Assim como com os macacos, experimentos com crianças podem se tornar uma “profecia auto-realizável”, e muitas questões permanecem depois deles. O que exatamente atrai as crianças nos brinquedos: cor, temperatura e textura, sons, força, cheiro? Com o que o menino vai jogar de bom grado - com um caminhão de bombeiros sem rodas ou com a Barbie em uma máquina de escrever rosa? Que propriedades específicas dos brinquedos são atrativas para fêmeas e machos primatas, e é possível, conhecê-las, construir tais brinquedos que seriam de interesse apenas para um sexo?

Então isso importa

A neurociência é um grupo de novas ciências em um estágio inicial de desenvolvimento.
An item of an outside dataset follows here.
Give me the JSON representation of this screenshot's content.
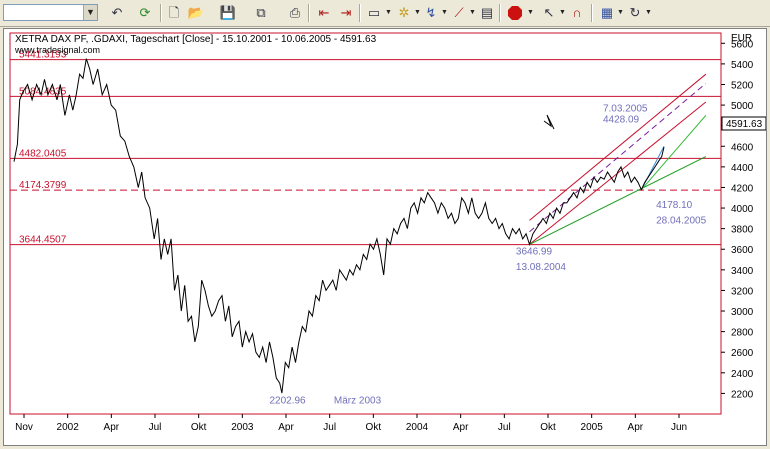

Nossa tecnologia ainda é imperfeita, ainda há muito pouca informação sobre o cérebro - e muitas descobertas sobre o homem ainda estão à frente. Há recomendações para a pesquisa neuro, eles propõem levar em conta não apenas o sexo dos sujeitos, mas também sua idade, origem, status social e assim por diante. Essa exigência leva em conta a neuroplasticidade - a capacidade do cérebro de mudar sob a influência da experiência ao longo da vida. Se obtivermos dados sobre as diferenças no trabalho do cérebro em diferentes pessoas, devemos entender que elas surgiram desde o nascimento ou sob a influência da experiência. Os estereótipos também são apoiados por informações que chegam a um público amplo: muitas vezes, muitos estudos que não revelam diferenças entre homens e mulheres são ignorados - mas estudos que confirmam a diferença entre mulheres e homens são publicados e reimpressos pela mídia e blogueiros.

Não há zonas no cérebro responsáveis ​​pelo talento para matemática, escrita, empatia ou habilidades culinárias: este é um “mosaico” que envolve muitas áreas que podem resolver o mesmo problema de maneiras diferentes. Conclusões "intuitivas" podem ser um estereótipo, experimentos devem ser reproduzidos corretamente em diferentes laboratórios e dar o mesmo resultado.

Naturalmente, não se pode dizer que as diferenças biológicas entre os sexos não existam. Os estudos podem, por exemplo, ajudar a lidar com características como o autismo, que é mais frequentemente diagnosticado em meninos. A diferença deve ser levada em consideração nos próprios experimentos. Mesmo para estudos celulares, agora é proposto o uso de células de homens e mulheres, já que os cromossomos determinantes codificam até 5% do nosso genoma e afetam as respostas celulares.

Ao mesmo tempo, “diferença” não significa “opostos”, os cientistas sugerem falar sobre o “efeito gênero”: a humanidade é uma espécie única com muitas variações do cérebro. O cérebro "masculino" e "feminino" é um mito, e as diferenças existentes não são uma razão para acreditar que alguns cérebros sejam "melhores" que outros.